Armed with a giant map and color coded stickers, the students are able to recreate the Tanglewood Mall and Rt. 419 area. They're adding in new restaurants, green spaces and parks and new residential areas. The project manager says consulting with the students is a unique and important part of the planning-- as this is a space that will impact future generations.
"What we like is that collectively, we get a sense of what's important to them in their environment," says Steve Kearney, project manager of Stantec Urban Places Group. "Even though they're saying, 'We want a Starbucks,' we know the type of places they hang out and what they think is cool. That helps us understand how to design the first floor spaces in the building and how big the retail should be."
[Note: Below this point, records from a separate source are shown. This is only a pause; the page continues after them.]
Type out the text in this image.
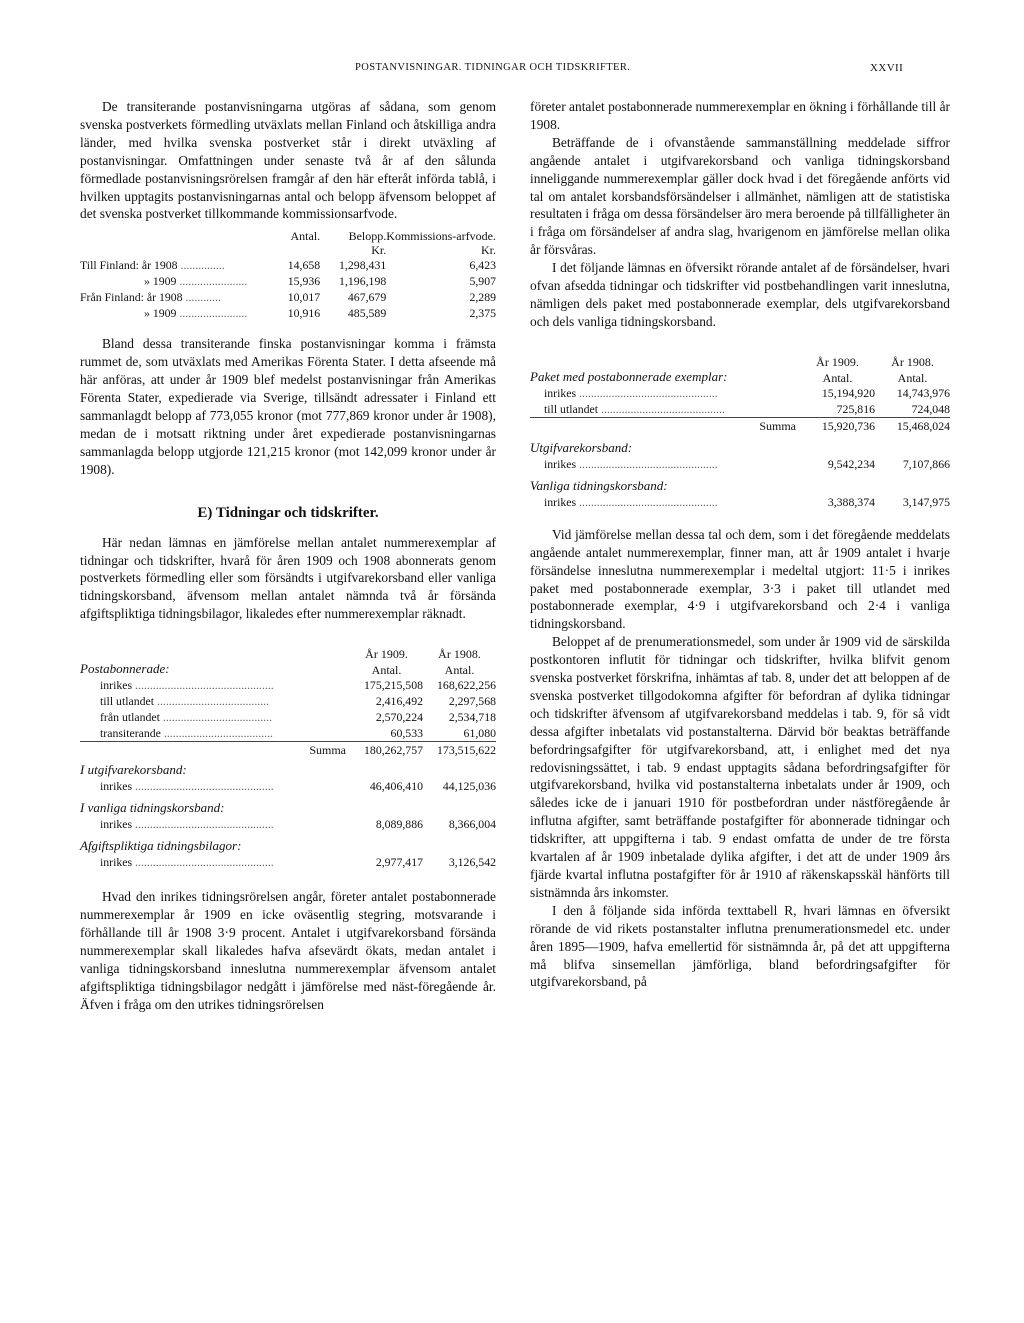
POSTANVISNINGAR. TIDNINGAR OCH TIDSKRIFTER.	XXVII

De transiterande postanvisningarna utgöras af sådana, som genom svenska postverkets förmedling utväxlats mellan Finland och åtskilliga andra länder, med hvilka svenska postverket står i direkt utväxling af postanvisningar. Omfattningen under senaste två år af den sålunda förmedlade postanvisningsrörelsen framgår af den här efteråt införda tablå, i hvilken upptagits postanvisningarnas antal och belopp äfvensom beloppet af det svenska postverket tillkommande kommissionsarfvode.

	Antal.	Belopp.	Kommissions-arfvode.
		Kr.	Kr.
Till Finland: år 1908 ...............	14,658	1,298,431	6,423
» 1909 .......................	15,936	1,196,198	5,907
Från Finland: år 1908 ............	10,017	467,679	2,289
» 1909 .......................	10,916	485,589	2,375

Bland dessa transiterande finska postanvisningar komma i främsta rummet de, som utväxlats med Amerikas Förenta Stater. I detta afseende må här anföras, att under år 1909 blef medelst postanvisningar från Amerikas Förenta Stater, expedierade via Sverige, tillsändt adressater i Finland ett sammanlagdt belopp af 773,055 kronor (mot 777,869 kronor under år 1908), medan de i motsatt riktning under året expedierade postanvisningarnas sammanlagda belopp utgjorde 121,215 kronor (mot 142,099 kronor under år 1908).

E) Tidningar och tidskrifter.

Här nedan lämnas en jämförelse mellan antalet nummerexemplar af tidningar och tidskrifter, hvarå för åren 1909 och 1908 abonnerats genom postverkets förmedling eller som försändts i utgifvarekorsband eller vanliga tidningskorsband, äfvensom mellan antalet nämnda två år försända afgiftspliktiga tidningsbilagor, likaledes efter nummerexemplar räknadt.

	År 1909.	År 1908.
Postabonnerade:	Antal.	Antal.
inrikes ...............................................	175,215,508	168,622,256
till utlandet ......................................	2,416,492	2,297,568
från utlandet .....................................	2,570,224	2,534,718
transiterande .....................................	60,533	61,080
Summa	180,262,757	173,515,622
I utgifvarekorsband:		
inrikes ...............................................	46,406,410	44,125,036
I vanliga tidningskorsband:		
inrikes ...............................................	8,089,886	8,366,004
Afgiftspliktiga tidningsbilagor:		
inrikes ...............................................	2,977,417	3,126,542

Hvad den inrikes tidningsrörelsen angår, företer antalet postabonnerade nummerexemplar år 1909 en icke oväsentlig stegring, motsvarande i förhållande till år 1908 3·9 procent. Antalet i utgifvarekorsband försända nummerexemplar skall likaledes hafva afsevärdt ökats, medan antalet i vanliga tidningskorsband inneslutna nummerexemplar äfvensom antalet afgiftspliktiga tidningsbilagor nedgått i jämförelse med näst-föregående år. Äfven i fråga om den utrikes tidningsrörelsen

företer antalet postabonnerade nummerexemplar en ökning i förhållande till år 1908.

Beträffande de i ofvanstående sammanställning meddelade siffror angående antalet i utgifvarekorsband och vanliga tidningskorsband inneliggande nummerexemplar gäller dock hvad i det föregående anförts vid tal om antalet korsbandsförsändelser i allmänhet, nämligen att de statistiska resultaten i fråga om dessa försändelser äro mera beroende på tillfälligheter än i fråga om försändelser af andra slag, hvarigenom en jämförelse mellan olika år försvåras.

I det följande lämnas en öfversikt rörande antalet af de försändelser, hvari ofvan afsedda tidningar och tidskrifter vid postbehandlingen varit inneslutna, nämligen dels paket med postabonnerade exemplar, dels utgifvarekorsband och dels vanliga tidningskorsband.

	År 1909.	År 1908.
Paket med postabonnerade exemplar:	Antal.	Antal.
inrikes ...............................................	15,194,920	14,743,976
till utlandet ..........................................	725,816	724,048
Summa	15,920,736	15,468,024
Utgifvarekorsband:		
inrikes ...............................................	9,542,234	7,107,866
Vanliga tidningskorsband:		
inrikes ...............................................	3,388,374	3,147,975

Vid jämförelse mellan dessa tal och dem, som i det föregående meddelats angående antalet nummerexemplar, finner man, att år 1909 antalet i hvarje försändelse inneslutna nummerexemplar i medeltal utgjort: 11·5 i inrikes paket med postabonnerade exemplar, 3·3 i paket till utlandet med postabonnerade exemplar, 4·9 i utgifvarekorsband och 2·4 i vanliga tidningskorsband.

Beloppet af de prenumerationsmedel, som under år 1909 vid de särskilda postkontoren influtit för tidningar och tidskrifter, hvilka blifvit genom svenska postverket förskrifna, inhämtas af tab. 8, under det att beloppen af de svenska postverket tillgodokomna afgifter för befordran af dylika tidningar och tidskrifter äfvensom af utgifvarekorsband meddelas i tab. 9, för så vidt dessa afgifter inbetalats vid postanstalterna. Därvid bör beaktas beträffande befordringsafgifter för utgifvarekorsband, att, i enlighet med det nya redovisningssättet, i tab. 9 endast upptagits sådana befordringsafgifter för utgifvarekorsband, hvilka vid postanstalterna inbetalats under år 1909, och således icke de i januari 1910 för postbefordran under nästföregående år influtna afgifter, samt beträffande postafgifter för abonnerade tidningar och tidskrifter, att uppgifterna i tab. 9 endast omfatta de under de tre första kvartalen af år 1909 inbetalade dylika afgifter, i det att de under 1909 års fjärde kvartal influtna postafgifter för år 1910 af räkenskapsskäl hänförts till sistnämnda års inkomster.

I den å följande sida införda texttabell R, hvari lämnas en öfversikt rörande de vid rikets postanstalter influtna prenumerationsmedel etc. under åren 1895—1909, hafva emellertid för sistnämnda år, på det att uppgifterna må blifva sinsemellan jämförliga, bland befordringsafgifter för utgifvarekorsband, på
While many students make their suggestions based on the stores and restaurants they like to visit, others like Nick St. Pierre say they're making suggestions based on past experiences. Nick says visiting upgraded town centers in Richmond and Bethesda are giving him inspiration for the future of Roanoke County.
"Based off of what i've seen there, I can tell that Tanglewood is dilapidated and old," says the high school senior. "It can become [like the others] and bring together the Southwestern Roanoke community. It could have the potential to have the community engagement and intimate environment."
In just a few years, project designers hope the Tanglewood Mall area can become a community center-- with living spaces, restaurants and other shops, all in an area that is walkable for visitors. The upgrades led to a buzz of excitement in the classroom as students got to work, sharing their ideas and mapping out the future of this busy are of Roanoke County.
"I think they like the idea that people are asking what they think," says Susheela Shanta, the director of the engineering program at the Burton Center. "Typically, they don't get to provide input and that's the part that they are really enjoying about this."
The best ideas from these students will be presented to the community at Wednesday's design workshop, beginning at 6:30 p.m. at the Holiday Inn Tanglewood. These are ideas that students hope the community members and county planners pay attention to.
"Kids should step up and be active in their community," says Sarah Wilkin, a junior. "Even if it doesn't seem like it's applicable to them, it's important because the upcoming generations have great and new innovative ideas that can definitely be used."
Once this eight month study comes to an end in the spring, a master plan will be put in place. Kearney says the county will then work quickly to get the first phase of construction underway, proving to the community and future businesses the commitment to these changes.